As the years since Affirmed's crowning glory have increased, racing's presence in mainstream media has fallen off because of struggles within both the game and the journalism industry.
Thus, at a time like the present when media outlets around the world are actually willing to zero in on the drama and pageantry the Thoroughbred community can create, a fine balance must be struck between satiating such desired demand while maintaining one's sanity.
"It's hard because I want the fans to be a part of this because without the fans, none of us would be here," said Alan Sherman, son and assistant to trainer Art Sherman, who conditions California Chrome. "People come and ask to take pictures of the horse and stuff and some of it just gets to a point where the horse needs to be left alone and relax. It's been a little stressful but we're getting through it."
Added Penny Chenery, owner of the immortal 1973 Triple Crown hero Secretariat, "I loved it. I love people, I loved the attention, and my trainer and I both felt that we had an obligation to accommodate the fans, accommodate uninformed questions from the media."
An added wrinkle team California Chrome is dealing with that many before them didn't is the social media-fueled, 24-hour news cycle.
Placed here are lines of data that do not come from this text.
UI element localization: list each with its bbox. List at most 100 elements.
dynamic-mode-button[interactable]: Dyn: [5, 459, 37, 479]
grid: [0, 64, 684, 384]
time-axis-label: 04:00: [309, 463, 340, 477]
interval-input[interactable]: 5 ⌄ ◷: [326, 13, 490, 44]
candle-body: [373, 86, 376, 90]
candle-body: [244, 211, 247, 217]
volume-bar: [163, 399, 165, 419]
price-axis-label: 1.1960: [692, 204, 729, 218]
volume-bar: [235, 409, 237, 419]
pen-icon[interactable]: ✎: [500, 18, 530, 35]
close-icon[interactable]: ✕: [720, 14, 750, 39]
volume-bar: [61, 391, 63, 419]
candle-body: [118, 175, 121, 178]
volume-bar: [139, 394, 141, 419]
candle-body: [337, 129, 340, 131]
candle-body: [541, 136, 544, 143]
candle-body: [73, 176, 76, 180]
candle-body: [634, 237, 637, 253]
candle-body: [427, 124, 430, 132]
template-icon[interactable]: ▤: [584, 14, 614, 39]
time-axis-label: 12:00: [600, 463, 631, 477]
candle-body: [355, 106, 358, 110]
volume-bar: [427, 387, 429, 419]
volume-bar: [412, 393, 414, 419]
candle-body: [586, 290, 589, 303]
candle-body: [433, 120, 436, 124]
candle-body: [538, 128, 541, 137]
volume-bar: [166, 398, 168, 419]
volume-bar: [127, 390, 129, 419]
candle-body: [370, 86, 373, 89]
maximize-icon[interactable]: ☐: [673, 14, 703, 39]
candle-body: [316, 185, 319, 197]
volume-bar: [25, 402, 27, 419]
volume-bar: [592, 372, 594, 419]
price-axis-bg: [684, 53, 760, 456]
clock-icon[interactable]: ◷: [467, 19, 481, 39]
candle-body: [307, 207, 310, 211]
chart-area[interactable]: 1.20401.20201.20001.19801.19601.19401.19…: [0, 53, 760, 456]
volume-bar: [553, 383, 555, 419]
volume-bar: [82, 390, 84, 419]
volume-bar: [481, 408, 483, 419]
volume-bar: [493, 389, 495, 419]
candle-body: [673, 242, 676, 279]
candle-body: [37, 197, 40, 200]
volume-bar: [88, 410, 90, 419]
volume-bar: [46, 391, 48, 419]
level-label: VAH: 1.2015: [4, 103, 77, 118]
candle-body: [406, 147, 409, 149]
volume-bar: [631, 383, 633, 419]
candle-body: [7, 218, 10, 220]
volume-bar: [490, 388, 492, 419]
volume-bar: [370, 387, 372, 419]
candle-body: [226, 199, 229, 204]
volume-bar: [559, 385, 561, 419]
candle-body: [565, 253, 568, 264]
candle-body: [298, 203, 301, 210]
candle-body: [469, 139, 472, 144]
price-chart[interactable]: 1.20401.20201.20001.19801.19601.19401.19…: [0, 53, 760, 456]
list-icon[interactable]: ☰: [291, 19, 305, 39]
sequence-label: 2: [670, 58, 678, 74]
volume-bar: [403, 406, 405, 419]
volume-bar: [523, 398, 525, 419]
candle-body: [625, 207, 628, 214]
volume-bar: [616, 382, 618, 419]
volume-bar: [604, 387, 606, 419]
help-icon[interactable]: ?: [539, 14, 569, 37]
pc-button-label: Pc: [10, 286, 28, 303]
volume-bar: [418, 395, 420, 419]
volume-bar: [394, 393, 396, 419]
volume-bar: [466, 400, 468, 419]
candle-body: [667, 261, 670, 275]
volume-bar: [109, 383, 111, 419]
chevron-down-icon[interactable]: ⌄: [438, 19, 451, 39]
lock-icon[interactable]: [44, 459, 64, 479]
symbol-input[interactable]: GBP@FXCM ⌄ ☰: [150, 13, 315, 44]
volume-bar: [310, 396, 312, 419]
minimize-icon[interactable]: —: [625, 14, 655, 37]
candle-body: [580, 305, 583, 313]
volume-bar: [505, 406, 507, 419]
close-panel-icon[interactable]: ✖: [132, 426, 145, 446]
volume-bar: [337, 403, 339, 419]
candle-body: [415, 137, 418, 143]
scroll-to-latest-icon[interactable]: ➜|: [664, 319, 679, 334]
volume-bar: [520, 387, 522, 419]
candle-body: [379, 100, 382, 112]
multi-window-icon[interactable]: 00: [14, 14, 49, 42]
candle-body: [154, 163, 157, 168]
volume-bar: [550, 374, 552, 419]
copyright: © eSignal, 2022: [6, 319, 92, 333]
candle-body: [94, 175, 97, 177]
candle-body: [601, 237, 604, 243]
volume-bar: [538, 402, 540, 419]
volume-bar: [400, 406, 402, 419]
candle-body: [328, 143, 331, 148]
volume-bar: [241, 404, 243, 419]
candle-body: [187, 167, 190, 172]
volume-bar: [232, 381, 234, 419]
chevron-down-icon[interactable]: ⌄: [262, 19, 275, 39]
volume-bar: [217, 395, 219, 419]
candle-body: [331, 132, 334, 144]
As has been demonstrated the last couple weeks, one Twitter post about a cough or use of an equine nasal strip can become headline news before a horse can finish cooling out.
"I think it would have been much more difficult for me (in the current media landscape), I really do," said McCarron, who guided eventual Hall of Famer Alysheba to wins in the 1987 Kentucky Derby and Preakness before finishing fourth in the Belmont. "I might have had the inclination to just block out the media. I might have been so overwhelmed as much as I was already overwhelmed at the time after 21/2 weeks of answering the same questions over and over again and getting phone calls in the jocks room at Hollywood Park.
"What really became challenging for me is writers would call that know nothing about racing and they would ask me questions that had nothing to do with the Triple Crown. It became very challenging for me to answer them without being sarcastic. Today, it would have been more difficult for sure."
The toll of a Triple Crown run can be irreparable even when successful. After Seattle Slew became the first unbeaten Triple Crown winner in 1977, repeated rifts between trainer Billy Turner and the horse's owners on how he should be subsequently campaigned resulted in Turner being dismissed by year's end.
The stress that comes with trying to gain immortality can be a nasty animal in its own right. But try finding one who has been there who regrets having been singed by the pressure cooker.
"Hell no, I'd love to go through that again," Servis laughed. "Are you kidding me?"